Juni 2014 |
140610 |
ENERGIE-CHRONIK |
Die Bundesregierung will "grundsätzlich" keine neuen Kredithilfen für die Errichtung von Kernkraftwerken im Ausland mehr gewähren. Die Exporteure von Nukleartechnik und die beteiligten Banken können die sogenannten Hermes-Bürgschaften nur noch in Ausnahmefällen in Anspruch nehmen. Wie das Bundeswirtschaftsministerium am 12. Juni mitteilte, gehören dazu solche "Lieferungen und Leistungen, die die Sicherheit bestehender Nuklearanlagen erhöhen oder der Stillegung, dem Rückbau sowie der Entsorgung von Nuklearanlagen dienen". Zulässig bleiben ferner staatliche Exportkreditgarantien für Forschungsreaktoren oder nuklearmedizinische Anlagen.
Bundeswirtschaftsminister Sigmar Gabriel (SPD) begründete die von ihm angestoßene Entscheidung mit den nicht beherrschbaren Risiken der Kernenergie, die Deutschland veranlaßt hätten, sich von ihr zu verabschieden: "Diese Risiken bestehen im Ausland gleichermaßen. Deshalb ist es folgerichtig, daß wir Kernkraftwerke im Ausland künftig nicht mehr durch Hermesdeckungen fördern."
Bisher sahen – trotz des im Inland beschlossenen Atomausstiegs – alle Bundesregierungen dies anders. Zuletzt hatte die schwarz-gelbe Koalition im März vorigen Jahres im Bundestag zwei Anträge zurückgewiesen, in denen Abgeordnete der SPD sowie Abgeordnete der Linken und der Grünen die Beendigung der Kredithilfen für das brasilianische Kernkraftwerk Angra 3 verlangt hatten (120510). Die Union begründete ihre Ablehnung damit, daß die Hermesbürgschaften kein politisches Lenkungsinstrument seien, sondern in erster Linie der Unterstützung des deutschen Exports zu dienen hätten. Die FDP argumentierte außerdem, daß Deutschland anderen Ländern bei der Nutzung der Kernenergie nicht die eigene Sichtweise "aufzwingen" dürfe.

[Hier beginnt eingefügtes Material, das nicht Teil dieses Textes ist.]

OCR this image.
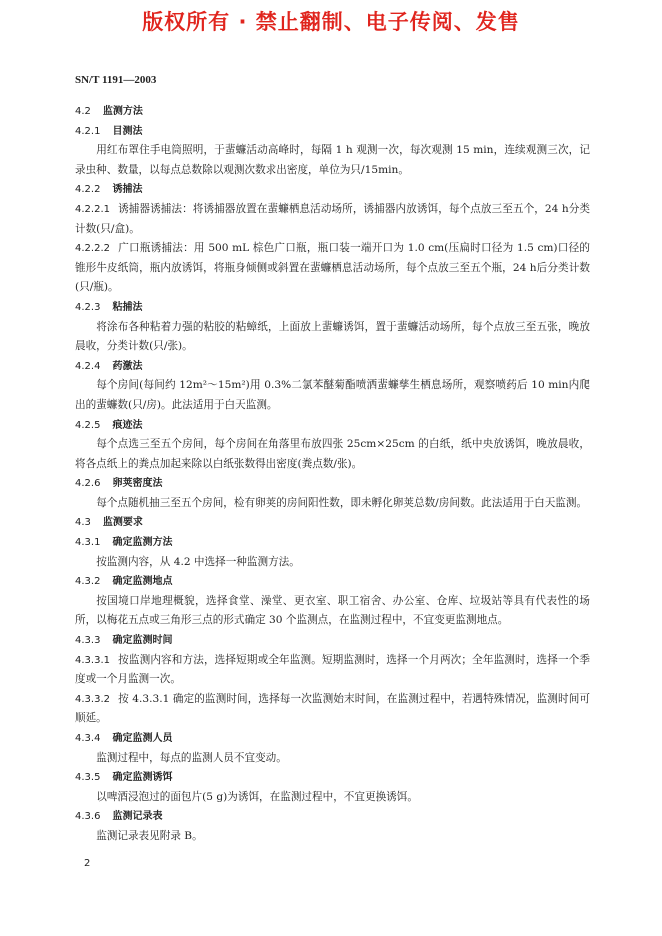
版权所有 · 禁止翻制、电子传阅、发售
SN/T 1191—2003
4.2 监测方法
4.2.1 目测法
用红布罩住手电筒照明，于蜚蠊活动高峰时，每隔 1 h 观测一次，每次观测 15 min，连续观测三次，记录虫种、数量，以每点总数除以观测次数求出密度，单位为只/15min。
4.2.2 诱捕法
4.2.2.1 诱捕器诱捕法：将诱捕器放置在蜚蠊栖息活动场所，诱捕器内放诱饵，每个点放三至五个，24 h分类计数(只/盒)。
4.2.2.2 广口瓶诱捕法：用 500 mL 棕色广口瓶，瓶口装一端开口为 1.0 cm(压扁时口径为 1.5 cm)口径的锥形牛皮纸筒，瓶内放诱饵，将瓶身倾侧或斜置在蜚蠊栖息活动场所，每个点放三至五个瓶，24 h后分类计数(只/瓶)。
4.2.3 粘捕法
将涂布各种粘着力强的粘胶的粘蟑纸，上面放上蜚蠊诱饵，置于蜚蠊活动场所，每个点放三至五张，晚放晨收，分类计数(只/张)。
4.2.4 药激法
每个房间(每间约 12m²～15m²)用 0.3%二氯苯醚菊酯喷洒蜚蠊孳生栖息场所，观察喷药后 10 min内爬出的蜚蠊数(只/房)。此法适用于白天监测。
4.2.5 痕迹法
每个点选三至五个房间，每个房间在角落里布放四张 25cm×25cm 的白纸，纸中央放诱饵，晚放晨收，将各点纸上的粪点加起来除以白纸张数得出密度(粪点数/张)。
4.2.6 卵荚密度法
每个点随机抽三至五个房间，检有卵荚的房间阳性数，即未孵化卵荚总数/房间数。此法适用于白天监测。
4.3 监测要求
4.3.1 确定监测方法
按监测内容，从 4.2 中选择一种监测方法。
4.3.2 确定监测地点
按国境口岸地理概貌，选择食堂、澡堂、更衣室、职工宿舍、办公室、仓库、垃圾站等具有代表性的场所，以梅花五点或三角形三点的形式确定 30 个监测点，在监测过程中，不宜变更监测地点。
4.3.3 确定监测时间
4.3.3.1 按监测内容和方法，选择短期或全年监测。短期监测时，选择一个月两次；全年监测时，选择一个季度或一个月监测一次。
4.3.3.2 按 4.3.3.1 确定的监测时间，选择每一次监测始末时间，在监测过程中，若遇特殊情况，监测时间可顺延。
4.3.4 确定监测人员
监测过程中，每点的监测人员不宜变动。
4.3.5 确定监测诱饵
以啤酒浸泡过的面包片(5 g)为诱饵，在监测过程中，不宜更换诱饵。
4.3.6 监测记录表
监测记录表见附录 B。
2
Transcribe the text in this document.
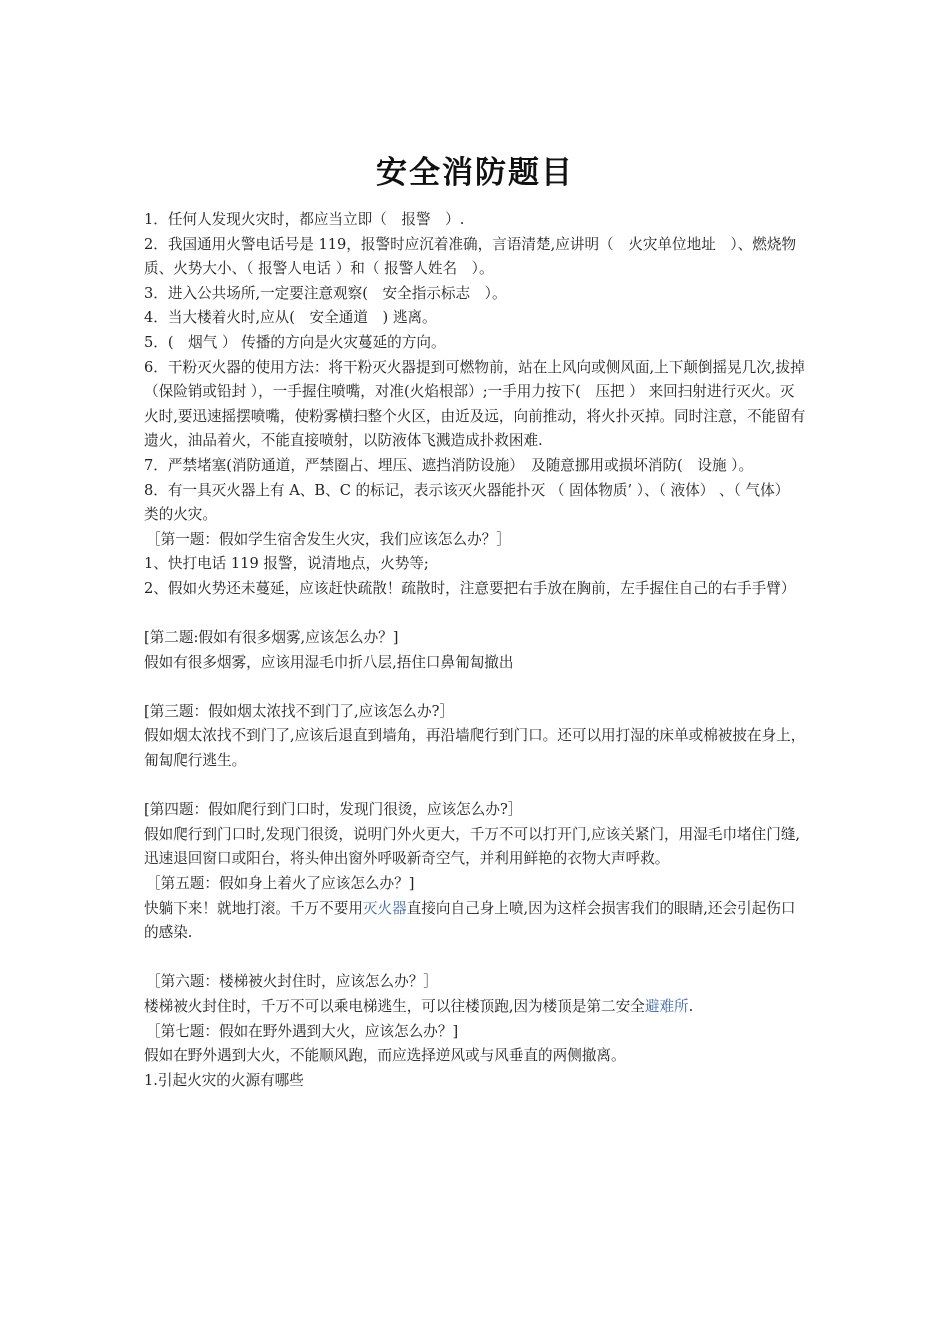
安全消防题目

1．任何人发现火灾时，都应当立即（　报警　）.

2．我国通用火警电话号是 119，报警时应沉着准确，言语清楚,应讲明（　火灾单位地址　）、燃烧物质、火势大小、（ 报警人电话 ）和（ 报警人姓名　）。

3．进入公共场所,一定要注意观察(　安全指示标志　）。

4．当大楼着火时,应从(　安全通道　) 逃离。

5．(　烟气 ） 传播的方向是火灾蔓延的方向。

6．干粉灭火器的使用方法：将干粉灭火器提到可燃物前，站在上风向或侧风面,上下颠倒摇晃几次,拔掉（保险销或铅封 ），一手握住喷嘴，对准(火焰根部）;一手用力按下(　压把 ） 来回扫射进行灭火。灭火时,要迅速摇摆喷嘴，使粉雾横扫整个火区，由近及远，向前推动，将火扑灭掉。同时注意，不能留有遗火，油品着火，不能直接喷射，以防液体飞溅造成扑救困难.

7．严禁堵塞(消防通道，严禁圈占、埋压、遮挡消防设施）　及随意挪用或损坏消防(　设施 ）。

8．有一具灭火器上有 A、B、C 的标记，表示该灭火器能扑灭 （ 固体物质’ ）、（ 液体） 、（ 气体） 类的火灾。

［第一题：假如学生宿舍发生火灾，我们应该怎么办？］

1、快打电话 119 报警，说清地点，火势等;

2、假如火势还未蔓延，应该赶快疏散！疏散时，注意要把右手放在胸前，左手握住自己的右手手臂）

[第二题:假如有很多烟雾,应该怎么办？]

假如有很多烟雾，应该用湿毛巾折八层,捂住口鼻匍匐撤出

[第三题：假如烟太浓找不到门了,应该怎么办?］

假如烟太浓找不到门了,应该后退直到墙角，再沿墙爬行到门口。还可以用打湿的床单或棉被披在身上，匍匐爬行逃生。

[第四题：假如爬行到门口时，发现门很烫，应该怎么办?］

假如爬行到门口时,发现门很烫，说明门外火更大，千万不可以打开门,应该关紧门，用湿毛巾堵住门缝,迅速退回窗口或阳台，将头伸出窗外呼吸新奇空气，并利用鲜艳的衣物大声呼救。

［第五题：假如身上着火了应该怎么办？]

快躺下来！就地打滚。千万不要用灭火器直接向自己身上喷,因为这样会损害我们的眼睛,还会引起伤口的感染.

［第六题：楼梯被火封住时，应该怎么办？］

楼梯被火封住时，千万不可以乘电梯逃生，可以往楼顶跑,因为楼顶是第二安全避难所.

［第七题：假如在野外遇到大火，应该怎么办？]

假如在野外遇到大火，不能顺风跑，而应选择逆风或与风垂直的两侧撤离。

1.引起火灾的火源有哪些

Im Februar dieses Jahres hatten Abgeordnete der Grünen auch der neuen Bundesregierung aus Union und SPD die Frage gestellt, wie sie es mit dem deutsch-brasilianischen Atomabkommen und der staatlichen Förderung vom Atomexporten halte. In seiner Antwort kündigte das Bundeswirtschaftsministerium eine Überprüfung der Hermeskredite im Nuklearbereich an. Die Forderung nach einer Kündigung des deutsch-brasilianischen Atomabkommens wurde jedoch mit der Begründung abgelehnt, daß es so möglich sei, "einen Beitrag zur Verbesserung der Sicherheit von kerntechnischen Anlagen in Brasilien zu leisten". Die Bundesregierung habe keinen Anlaß, am ausschließlich friedlichen Charakter des brasilianischen Atomprogramms zu zweifeln. Mit Ausnahme des Irans, dem die Zusammenarbeit im Jahr 2007 gekündigt wurde, gelte dies auch für die zahlreichen anderen Abkommen mit Staaten über die Kooperation bei der friedlichen Nutzung der Kernenergie. Die umstrittene Kredithilfe für das erdbebengefährdete brasilianische Kernkraftwerk Angra 3 – die von der jetzigen Regierungspartei SPD kritisiert wurde, als sie noch in der Opposition war – habe sich inzwischen dadurch erledigt, daß der Antragsteller (Areva NP) den Antrag zurückgezogen habe.